Director Pablo Larrain crafts a wonderfully shot film, that conveys an older sense of style, that roots this film firmly in 1963. There are shots that feel like they belong in movie from the 60’s, and the scenes meant to mimic TV footage feel absolutely authentic. These shots are mixed in with some real footage and audio from the White House tour special, as well as footage of the funeral procession, and their inclusion never feels overused, jarring, or out of place, which is a testament to how well the new footage was crafted. The film also benefits from a fantastic score, which enhances many of the most dramatic moments. The score also knows when not to be present, as there a quite a few scenes where there is silence, and it feels correctly placed in those moments because it usually comes when Jackie is alone, and the lack of music adds gravity to the moment, and enhances the experience.

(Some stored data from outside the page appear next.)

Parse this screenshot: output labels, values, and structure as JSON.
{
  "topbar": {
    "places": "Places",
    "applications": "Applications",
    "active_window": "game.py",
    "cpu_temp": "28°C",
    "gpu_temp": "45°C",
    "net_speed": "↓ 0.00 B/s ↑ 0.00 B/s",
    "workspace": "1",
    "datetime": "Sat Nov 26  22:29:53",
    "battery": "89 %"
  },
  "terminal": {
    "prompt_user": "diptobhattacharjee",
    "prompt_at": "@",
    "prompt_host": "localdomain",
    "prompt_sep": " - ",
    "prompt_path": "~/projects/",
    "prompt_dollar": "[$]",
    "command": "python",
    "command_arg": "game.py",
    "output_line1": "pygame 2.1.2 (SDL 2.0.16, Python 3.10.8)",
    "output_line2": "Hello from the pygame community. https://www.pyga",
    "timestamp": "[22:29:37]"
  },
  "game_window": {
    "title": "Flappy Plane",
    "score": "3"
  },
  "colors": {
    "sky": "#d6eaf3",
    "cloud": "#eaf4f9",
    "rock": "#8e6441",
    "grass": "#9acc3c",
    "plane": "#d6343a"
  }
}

There is always a risk to Oscar season biopics, many try to hard, or focus on the wrong elements of the person’s life, and the film suffers as a result. What Jackie does well is gives depth to a person who is typically only shown as the grieving widow, and it does so with several wonderful performances, superb direction, and a fantastic score. While there are some elements that do not work, the film does not feel bloated or bogged down as a result. Jackie will be sure to garner further awards consideration this season, and it is totally justifiable, as this a very well crafted, and incredibly well acted film.